El viento puede soplar con diferente intensidad: puede ser una suave brisa o un temporal destructor, y eso mismo puede ocurrir en un solo día. El viento, dentro de la naturaleza es tan necesario como el agua: limpia el aire, lo remueve, permite la polinización de algunas flores y que las semillas se desparramen por la tierra.
De la misma manera que no podemos ver el viento, sino lo que provoca, lo que mueve, y así conocemos su dirección, de esta misma manera somos llamados a ser quienes hemos nacidos del Espíritu.
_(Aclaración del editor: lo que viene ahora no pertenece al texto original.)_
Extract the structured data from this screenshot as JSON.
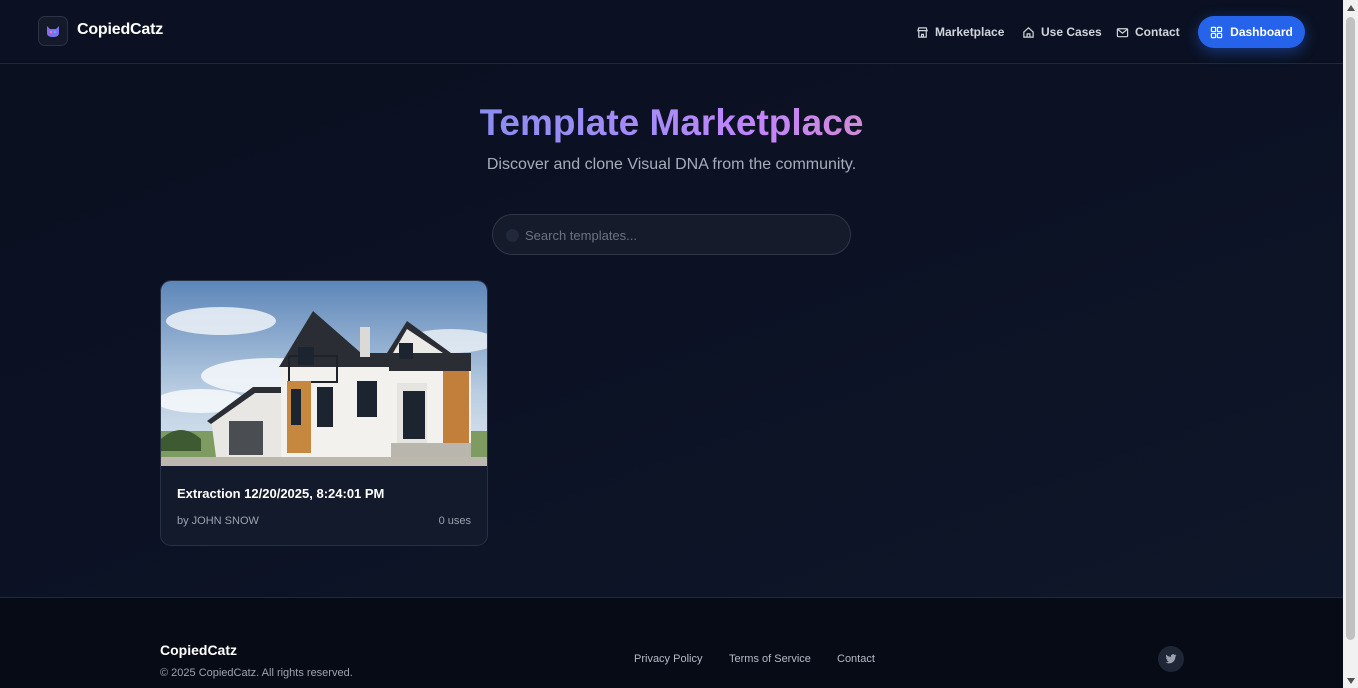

Así como el viento no tiene una necesidad de mostrarse sino que más bien actúa, de la misma manera nuestra misión es proclamar el evangelio con nuestra voz y sobre todo a través de nuestras acciones:

Soplo de Dios viviente por quien nacemos en el Bautismo,
soplo de Dios viviente que consagraste la creación.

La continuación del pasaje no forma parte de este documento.